When the phone stops ringing and your inbox is empty for business requests, you have “hit the wall” in your business.

Endurance athletes have the plan to avoid “hitting the wall” on race day. Usually, most of these athletes had experienced “hitting the wall” before they had a plan. Maybe this is your situation as well. You didn’t have a business plan, and now you need one.

What should your plan include?

Like a marathon runner, endurance athlete knows where their finish line is for them. If their finish line is 26 miles when they start, they are not running 26 miles. They break down their plan into bite sizes.

[NIKON D4, 120.0-300.0 mm f/2.8, Mode = Aperture Priority, ISO 1000, 1/2000, ƒ/5.6, (35mm = 420)]

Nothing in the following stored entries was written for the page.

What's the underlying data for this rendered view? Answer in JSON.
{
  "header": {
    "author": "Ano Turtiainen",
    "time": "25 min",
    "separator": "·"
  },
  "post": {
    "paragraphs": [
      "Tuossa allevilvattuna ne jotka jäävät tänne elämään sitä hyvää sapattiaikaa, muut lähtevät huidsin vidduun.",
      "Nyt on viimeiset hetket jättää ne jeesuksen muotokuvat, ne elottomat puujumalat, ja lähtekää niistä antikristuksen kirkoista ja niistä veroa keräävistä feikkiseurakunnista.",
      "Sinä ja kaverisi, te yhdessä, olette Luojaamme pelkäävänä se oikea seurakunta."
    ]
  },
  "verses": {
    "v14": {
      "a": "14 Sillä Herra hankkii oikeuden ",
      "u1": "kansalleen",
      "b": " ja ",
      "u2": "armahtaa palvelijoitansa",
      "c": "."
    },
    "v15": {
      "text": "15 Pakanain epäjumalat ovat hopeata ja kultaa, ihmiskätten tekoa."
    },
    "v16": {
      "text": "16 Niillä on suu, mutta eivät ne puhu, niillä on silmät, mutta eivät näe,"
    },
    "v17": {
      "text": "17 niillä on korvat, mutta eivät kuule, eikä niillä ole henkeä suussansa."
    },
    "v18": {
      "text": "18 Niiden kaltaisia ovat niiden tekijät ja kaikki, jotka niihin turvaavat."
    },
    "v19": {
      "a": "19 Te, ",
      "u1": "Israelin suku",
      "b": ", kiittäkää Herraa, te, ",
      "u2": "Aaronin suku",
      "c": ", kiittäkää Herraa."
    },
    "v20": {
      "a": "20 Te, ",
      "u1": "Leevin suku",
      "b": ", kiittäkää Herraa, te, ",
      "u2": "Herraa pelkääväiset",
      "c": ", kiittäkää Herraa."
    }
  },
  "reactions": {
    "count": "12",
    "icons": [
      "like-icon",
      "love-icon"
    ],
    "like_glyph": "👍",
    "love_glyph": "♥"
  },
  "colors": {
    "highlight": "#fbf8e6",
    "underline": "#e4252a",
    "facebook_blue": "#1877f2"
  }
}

What is your goal? Do you want recurring income that allows you to use your time as you, please? Do you want to build retirement? Many start their business to have freedom. However, many of these people feel enslaved by it rather than free.

Define Your Customer

Are they male or female? Do they have a budget for one-time, occasional, or recurring services? Do they spend a lot of little time on the Internet? Where on the Internet do they spend their time? Where do they go to find your product or services?

What am I selling?

Most make the initial mistake of thinking they are selling a service or product. I challenge you to consider what benefit you are offering the customer. When you can connect emotionally, you will increase your business. Just look at all the automobile ads that relate to fear. They help the customer know they can feel safe in their product. What are they selling most of the time? Safety. Sometimes they show almost running over a child, or sometimes, they show how their engine performance will help you pull away from oncoming trucks or pass crazy drivers.

Connect the dots

Now that you know your customer and what you sell, you need to connect these dots.

Today’s most common mistake is an emphasis on quality, not the number of connections.

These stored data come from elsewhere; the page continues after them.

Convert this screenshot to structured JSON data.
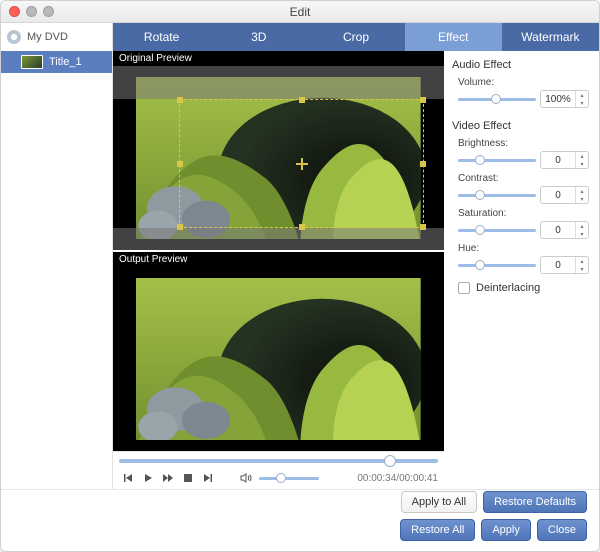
{
  "window": {
    "title": "Edit"
  },
  "sidebar": {
    "root": "My DVD",
    "items": [
      {
        "label": "Title_1"
      }
    ]
  },
  "tabs": [
    {
      "id": "rotate",
      "label": "Rotate"
    },
    {
      "id": "3d",
      "label": "3D"
    },
    {
      "id": "crop",
      "label": "Crop"
    },
    {
      "id": "effect",
      "label": "Effect",
      "active": true
    },
    {
      "id": "watermark",
      "label": "Watermark"
    }
  ],
  "preview": {
    "original_label": "Original Preview",
    "output_label": "Output Preview",
    "current_time": "00:00:34",
    "total_time": "00:00:41",
    "progress_pct": 83,
    "volume_pct": 28
  },
  "effects": {
    "audio_section": "Audio Effect",
    "video_section": "Video Effect",
    "volume": {
      "label": "Volume:",
      "value": "100%",
      "pct": 42
    },
    "brightness": {
      "label": "Brightness:",
      "value": "0",
      "pct": 22
    },
    "contrast": {
      "label": "Contrast:",
      "value": "0",
      "pct": 22
    },
    "saturation": {
      "label": "Saturation:",
      "value": "0",
      "pct": 22
    },
    "hue": {
      "label": "Hue:",
      "value": "0",
      "pct": 22
    },
    "deinterlacing": {
      "label": "Deinterlacing",
      "checked": false
    }
  },
  "buttons": {
    "apply_all": "Apply to All",
    "restore_defaults": "Restore Defaults",
    "restore_all": "Restore All",
    "apply": "Apply",
    "close": "Close"
  }
}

Suspension bridges, boats, and even rock climbers rely on many strands, not just one, to support them. Using more strands of a weaker tinsel-strength fiber can create a more robust support than with one strand of a stronger tinsel-strength fiber.

Marketing the rules of Seven and Three

Most all research has shown that you need seven different connections to turn a prospect into a customer. But unfortunately, many businesses fail to have a marketing plan with at least seven other links to their targeted audience.

While you may have planned seven different ways to reach your targeted audience, you want to try each method three times.

The first time you do something, you spend a great deal of effort to make it happen. The learning curve alone is very steep. Your audience is just being introduced to whatever you are doing.

You can make some necessary changes the second time you implement your idea. First, you don’t have that steep learning curve and are now building on some experience. The audience is now somewhat aware of what you are doing. Therefore, you have more buy-in from them.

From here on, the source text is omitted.